Switzerland's image was also impacted by foreign media reporting on its handling of migration and integration. This focused on the 'double-eagle' gesture that was made during Switzerland's game against Serbia at the World Cup and the ensuing debate about dual nationality in the Swiss football team. The media also picked up the story of a Muslim couple in Lausanne who were refused citizenship and the full-face veil ban in the canton of St Gallen.
Switzerland's policy towards Europe also gained visibility. Media outlets abroad published regular pieces on Switzerland's negotiations for a framework agreement and temporary recognition of stock-exchange equivalence with the EU. The Federal Council's decision not to initial the negotiated draft institutional agreement for the time being and to launch consultations on the agreement was met with sporadic and largely neutral reactions in Europe. Occasional tensions in Switzerland's bilateral relations with two countries were also put under the spotlight: Russia, due to alleged espionage activities and Spain, due to Catalan separatists residing in Switzerland.

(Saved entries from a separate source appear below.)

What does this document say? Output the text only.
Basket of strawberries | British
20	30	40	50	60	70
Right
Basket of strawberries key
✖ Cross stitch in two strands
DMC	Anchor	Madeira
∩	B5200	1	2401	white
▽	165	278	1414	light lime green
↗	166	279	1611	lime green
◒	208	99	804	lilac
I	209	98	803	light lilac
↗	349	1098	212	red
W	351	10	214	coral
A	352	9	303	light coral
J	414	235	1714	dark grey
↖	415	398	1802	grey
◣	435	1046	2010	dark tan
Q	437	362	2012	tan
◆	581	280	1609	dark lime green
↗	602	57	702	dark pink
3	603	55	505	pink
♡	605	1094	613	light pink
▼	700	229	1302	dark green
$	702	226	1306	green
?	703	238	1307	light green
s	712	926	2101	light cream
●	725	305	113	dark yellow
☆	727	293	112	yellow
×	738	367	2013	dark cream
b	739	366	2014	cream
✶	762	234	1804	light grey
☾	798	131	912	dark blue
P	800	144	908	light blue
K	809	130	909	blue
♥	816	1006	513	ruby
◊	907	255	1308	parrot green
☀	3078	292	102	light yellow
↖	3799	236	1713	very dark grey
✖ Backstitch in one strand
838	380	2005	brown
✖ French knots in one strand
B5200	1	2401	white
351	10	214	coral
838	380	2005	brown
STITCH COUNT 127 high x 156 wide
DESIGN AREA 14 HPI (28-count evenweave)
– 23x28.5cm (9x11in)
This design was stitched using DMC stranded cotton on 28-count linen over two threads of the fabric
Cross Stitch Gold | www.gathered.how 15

This year again, the popular votes that were held in Switzerland generated interest abroad. Foreign media outlets gave particular attention to proposals that are also being debated abroad, such as the 'No-Billag' initiative to abolish radio and television licence fees and the 'Vollgeld' initiative to give the Swiss National Bank the sole authority to create money. Even the 'cow horn' initiative attracted some media attention.
Switzerland's role as a financial centre drew less media attention than before, and the coverage in 2018 was more favourable than in previous years, focusing largely on aspects like the automatic exchange of information and new digital technologies.
Presence Switzerland's annual report shows that various types of media are involved in shaping Switzerland's image abroad. According to Mr Bideau, "Developments in this field mean that media use is no longer confined to traditional press outlets. And this also has an influence on how images are constructed. The perception of Switzerland abroad today is being increasingly shaped by an interplay between the foreign press and social media. Which is why we also take this on board when developing Switzerland's communication strategy abroad."